Tra le sfide più urgenti però c’è quella dei dati. «Noi abbiamo un sacco di dati, ma spesso la qualità non è sempre buona. Tanti Stati africani non hanno laboratori o sistemi di raccolta efficienti, quindi l’informazione non è di qualità», spiega Briand. «Se vogliamo fare previsioni accurate – e l’OMS sta lavorando a numerosi modelli in questo senso – serve investire in dati di buona qualità».
Per l’Organizzazione Mondiale della Sanità rimane fondamentale la prevenzione. «Malattie come la febbre gialla, per quanto si possano diffondere, possono essere facilmente prevenute con i vaccini. Così come il colera con il controllo dell’acqua», aggiunge Briand. «Ci sono soluzioni a basso costo che ci possono aiutare a prevenire pandemie».

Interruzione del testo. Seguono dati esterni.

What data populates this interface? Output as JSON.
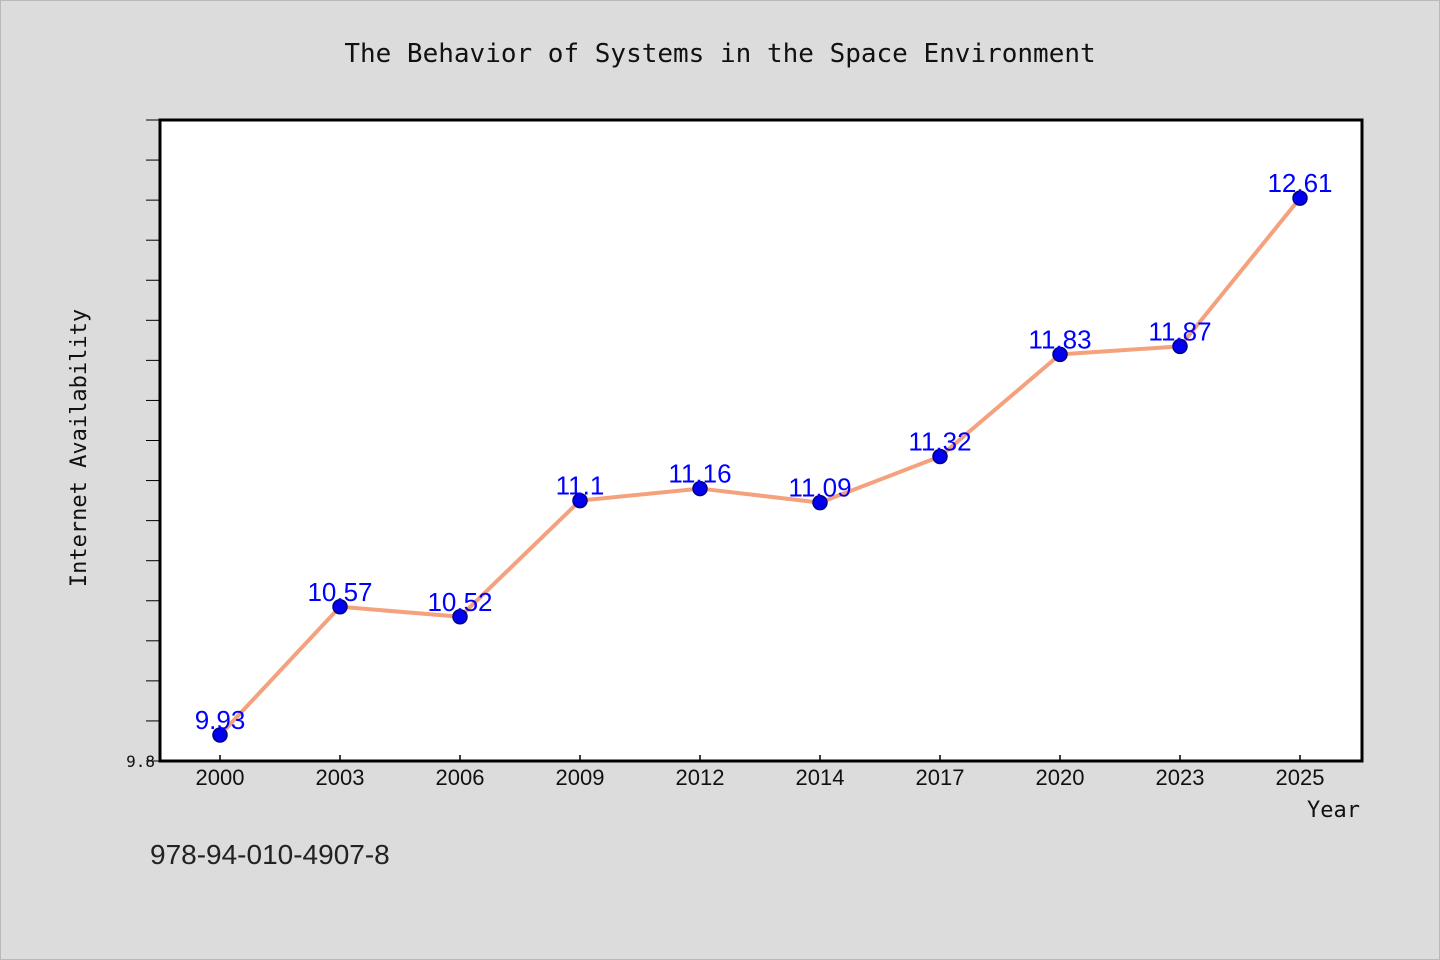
{
  "chart_data": {
    "type": "line",
    "title": "The Behavior of Systems in the Space Environment",
    "xlabel": "Year",
    "ylabel": "Internet Availability",
    "categories": [
      "2000",
      "2003",
      "2006",
      "2009",
      "2012",
      "2014",
      "2017",
      "2020",
      "2023",
      "2025"
    ],
    "series": [
      {
        "values": [
          9.93,
          10.57,
          10.52,
          11.1,
          11.16,
          11.09,
          11.32,
          11.83,
          11.87,
          12.61
        ]
      }
    ],
    "data_labels": [
      "9.93",
      "10.57",
      "10.52",
      "11.1",
      "11.16",
      "11.09",
      "11.32",
      "11.83",
      "11.87",
      "12.61"
    ],
    "ylim": [
      9.8,
      13.0
    ],
    "ytick_labels": [
      "9.8"
    ],
    "grid": false,
    "legend": "none",
    "colors": {
      "line": "#f4a27e",
      "marker": "#0000ee",
      "marker_edge": "#000080",
      "label": "#0000ff",
      "background": "#dcdcdc",
      "plot_background": "#ffffff"
    }
  },
  "footer": {
    "isbn": "978-94-010-4907-8"
  }
}
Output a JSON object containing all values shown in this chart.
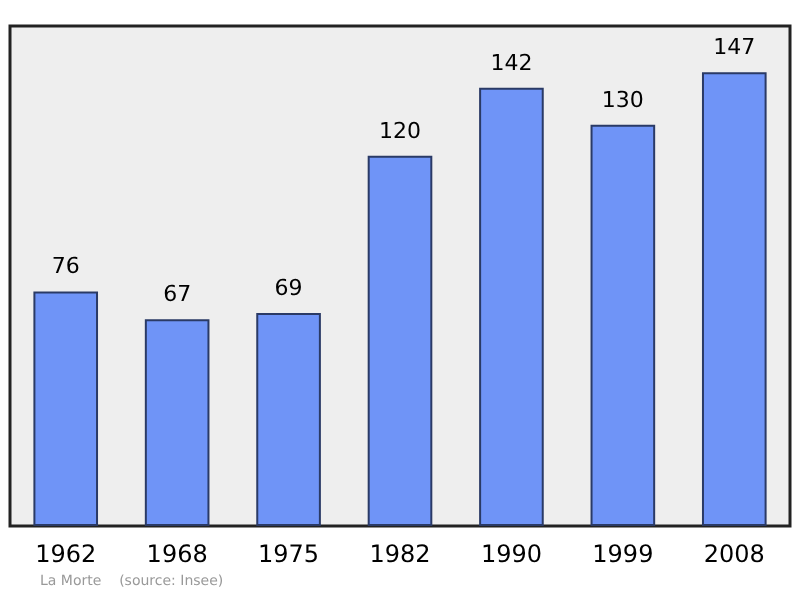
{
  "chart_data": {
    "type": "bar",
    "categories": [
      "1962",
      "1968",
      "1975",
      "1982",
      "1990",
      "1999",
      "2008"
    ],
    "values": [
      76,
      67,
      69,
      120,
      142,
      130,
      147
    ],
    "color": "#6f94f7",
    "ylim": [
      0,
      162
    ],
    "data_labels": true,
    "grid": false,
    "tick_labels": "x",
    "annotations": [
      "La Morte    (source: Insee)"
    ]
  }
}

Per tante Ong la sfida è lavorare sull’adattamento, in modo da rendere resilienti le comunità. Amref ad esempio opera in Africa orientale per affrontare, insieme alle popolazioni locali le emergenze idriche e sanitarie. «L’acqua è uno dei driver centrali nei piani di adattamento e mitigazione e può avere un ruolo a prevenire importanti epidemie», spiega Roberta Rughetti, di Amref Italia. «L’Africa è una delle zone del Pianeta più impattate dai cambiamenti climatici. In Kenya, Uganda, Tanzania, Etiopia, sosteniamo 1,5 milioni di Africani beneficiari di progetti su gestione sostenibile delle risorse idriche, norme igienico-sanitarie corrette e tutela ambientale».
Per la cooperazione lavorare in questa direzione sarà una priorità sempre più urgente, sfruttando i modelli prodotti dall’Oms e lavorando su strategie efficaci e cost-effective di adattamento. Sarà sufficiente? La dottoressa Briand conclude laconicamente: «il cambiamento climatico è rapido, non sappiamo se il cambiamento umano è altrettanto rapido».